February 29, 2008 / 5:55 AM / 10 years ago

New York actors assail union over labor talks

LOS ANGELES (Hollywood Reporter) - The Screen Actors Guild says it will be ready to open contract talks with the studios in the spring.

But that’s not good enough for the union’s New York board, which wants formal negotiations for a new labor contract with producers to begin in the next four weeks.

Members of SAG’s New York board announced Thursday that they have passed a resolution urging the guild leadership to begin bargaining by March 31, well before the June 30 expiration of the union’s TV/theatrical contract with the Alliance of Motion Picture & Television Producers (AMPTP).

“I see absolutely no value to the members in delaying these talks any longer,” said Sam Freed, the guild’s New York president. “We are dealing with serious issues. We should already be at the bargaining table.”

With the three-month writers strike settled just two weeks ago, Hollywood is now nervous that actors will walk off the job in the summer. The anxiety has provoked a “de facto” strike, with producers and studios afraid to go ahead with projects if there is a risk they will be interrupted by a strike.

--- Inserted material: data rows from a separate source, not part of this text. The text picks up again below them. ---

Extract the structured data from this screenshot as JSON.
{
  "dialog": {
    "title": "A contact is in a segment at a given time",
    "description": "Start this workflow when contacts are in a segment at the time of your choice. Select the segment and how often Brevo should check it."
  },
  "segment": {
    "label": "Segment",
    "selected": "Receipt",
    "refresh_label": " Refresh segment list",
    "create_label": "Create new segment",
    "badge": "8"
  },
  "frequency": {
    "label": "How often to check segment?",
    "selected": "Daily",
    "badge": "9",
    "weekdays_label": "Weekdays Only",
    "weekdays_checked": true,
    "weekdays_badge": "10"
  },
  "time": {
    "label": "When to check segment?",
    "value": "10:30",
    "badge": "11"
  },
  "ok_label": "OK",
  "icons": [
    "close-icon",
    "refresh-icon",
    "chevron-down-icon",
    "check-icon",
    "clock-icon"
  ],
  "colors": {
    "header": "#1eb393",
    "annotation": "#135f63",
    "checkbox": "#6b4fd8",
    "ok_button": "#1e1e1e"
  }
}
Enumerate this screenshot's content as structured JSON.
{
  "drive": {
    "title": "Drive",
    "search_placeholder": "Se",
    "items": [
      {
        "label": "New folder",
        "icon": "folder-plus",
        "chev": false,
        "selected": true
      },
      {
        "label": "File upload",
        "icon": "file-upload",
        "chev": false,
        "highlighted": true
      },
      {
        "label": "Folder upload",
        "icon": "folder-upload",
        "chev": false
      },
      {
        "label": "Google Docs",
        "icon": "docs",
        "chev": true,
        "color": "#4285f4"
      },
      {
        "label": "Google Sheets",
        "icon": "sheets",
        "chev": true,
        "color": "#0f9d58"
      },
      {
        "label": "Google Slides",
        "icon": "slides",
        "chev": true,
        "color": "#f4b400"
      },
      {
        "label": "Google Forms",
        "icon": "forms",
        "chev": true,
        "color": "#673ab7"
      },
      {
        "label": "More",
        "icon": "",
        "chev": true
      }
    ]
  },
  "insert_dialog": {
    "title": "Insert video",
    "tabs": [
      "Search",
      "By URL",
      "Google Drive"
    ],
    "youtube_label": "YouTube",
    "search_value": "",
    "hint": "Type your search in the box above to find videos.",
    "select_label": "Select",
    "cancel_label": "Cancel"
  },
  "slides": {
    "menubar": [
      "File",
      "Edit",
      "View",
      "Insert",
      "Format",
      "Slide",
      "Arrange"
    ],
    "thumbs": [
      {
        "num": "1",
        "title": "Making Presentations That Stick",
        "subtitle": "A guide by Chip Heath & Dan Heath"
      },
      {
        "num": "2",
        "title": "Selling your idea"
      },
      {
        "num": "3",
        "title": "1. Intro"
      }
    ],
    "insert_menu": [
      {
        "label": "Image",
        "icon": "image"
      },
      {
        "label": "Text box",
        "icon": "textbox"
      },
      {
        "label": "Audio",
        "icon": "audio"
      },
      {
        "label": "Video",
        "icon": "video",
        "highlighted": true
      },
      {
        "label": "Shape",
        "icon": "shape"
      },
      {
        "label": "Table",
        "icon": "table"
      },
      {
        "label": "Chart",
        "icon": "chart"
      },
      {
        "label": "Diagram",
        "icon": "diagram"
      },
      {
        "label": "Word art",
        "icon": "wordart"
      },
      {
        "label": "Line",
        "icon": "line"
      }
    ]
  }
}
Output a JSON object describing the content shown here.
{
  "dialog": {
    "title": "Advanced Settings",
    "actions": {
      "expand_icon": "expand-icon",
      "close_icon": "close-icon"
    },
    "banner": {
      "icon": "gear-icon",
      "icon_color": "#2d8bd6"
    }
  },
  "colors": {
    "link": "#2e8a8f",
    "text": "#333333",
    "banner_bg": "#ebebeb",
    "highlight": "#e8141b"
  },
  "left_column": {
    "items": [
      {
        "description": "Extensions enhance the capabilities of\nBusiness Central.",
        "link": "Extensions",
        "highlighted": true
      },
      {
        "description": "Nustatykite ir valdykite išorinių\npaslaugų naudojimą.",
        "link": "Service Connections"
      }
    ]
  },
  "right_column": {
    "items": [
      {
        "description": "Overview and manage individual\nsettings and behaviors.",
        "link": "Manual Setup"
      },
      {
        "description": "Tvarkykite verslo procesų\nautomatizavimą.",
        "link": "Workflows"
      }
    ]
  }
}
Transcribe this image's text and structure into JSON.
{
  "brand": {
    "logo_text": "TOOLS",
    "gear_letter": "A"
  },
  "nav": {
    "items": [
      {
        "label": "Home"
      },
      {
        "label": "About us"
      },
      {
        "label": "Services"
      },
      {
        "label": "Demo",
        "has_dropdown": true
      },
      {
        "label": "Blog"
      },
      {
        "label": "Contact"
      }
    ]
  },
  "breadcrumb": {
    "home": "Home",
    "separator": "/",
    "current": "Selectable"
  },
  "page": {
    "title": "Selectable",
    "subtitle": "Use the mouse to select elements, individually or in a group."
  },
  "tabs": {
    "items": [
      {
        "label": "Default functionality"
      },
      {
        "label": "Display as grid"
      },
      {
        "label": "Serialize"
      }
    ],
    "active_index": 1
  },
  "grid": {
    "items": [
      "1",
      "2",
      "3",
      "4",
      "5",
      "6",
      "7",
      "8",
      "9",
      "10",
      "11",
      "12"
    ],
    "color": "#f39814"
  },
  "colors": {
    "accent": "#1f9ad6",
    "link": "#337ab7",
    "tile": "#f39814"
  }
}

SAG leaders have said formal talks won’t begin until the “wages and working conditions” process, in which members create proposals for the negotiations, concludes at the end of March. They have also made it clear they will not be bullied into starting early talks when they are not ready.


The New York board’s resolution charges that SAG’s leadership “is ignoring the proven success of the strategy of early negotiations” and “wasting valuable time” by fighting with its joint bargaining partner, the American Federation of Television and Radio Artists (AFTRA).

It indicated that if its leaders were following recent precedent — a reference to the early Directors Guild talks, which broke the Writers Guild logjam — “negotiations on the TV/theatrical contract would now be in process and would be completed by the end of March.”

“SAG should pursue a course similar to the DGA, where early negotiations short circuit the need for a strike,” New York member Alec Baldwin said.

In a response, SAG national executive director and chief negotiator Doug Allen said that despite the claims that the guild is moving slowly, “we are well under way in this important, collaborative process.”

Allen said internal member meetings conducted jointly with AFTRA have been productive.

“We are, and will continue, to meet with rank-and-file and high-profile members, and management representatives including the CEOs, to lay the foundation for formal regulations,” he said.

In an e-mail sent to national board members late Wednesday and to the membership on Thursday morning, SAG president Alan Rosenberg and Allen said SAG’s issues differed from those faced by the directors and writers.

“The compression of compensation for middle-class working actors and forced endorsement of product integration, for example, must be addressed in our negotiations,” they said.

Additionally, new-media provisions negotiated by the DGA and WGA “would fall more harshly on actors than on writers and directors.”

Some preparations for talks with the AMPTP are under way, including getting up-to-date financial, economic and member earnings data as well as meeting with management to work on the schedule and logistics of negotiations.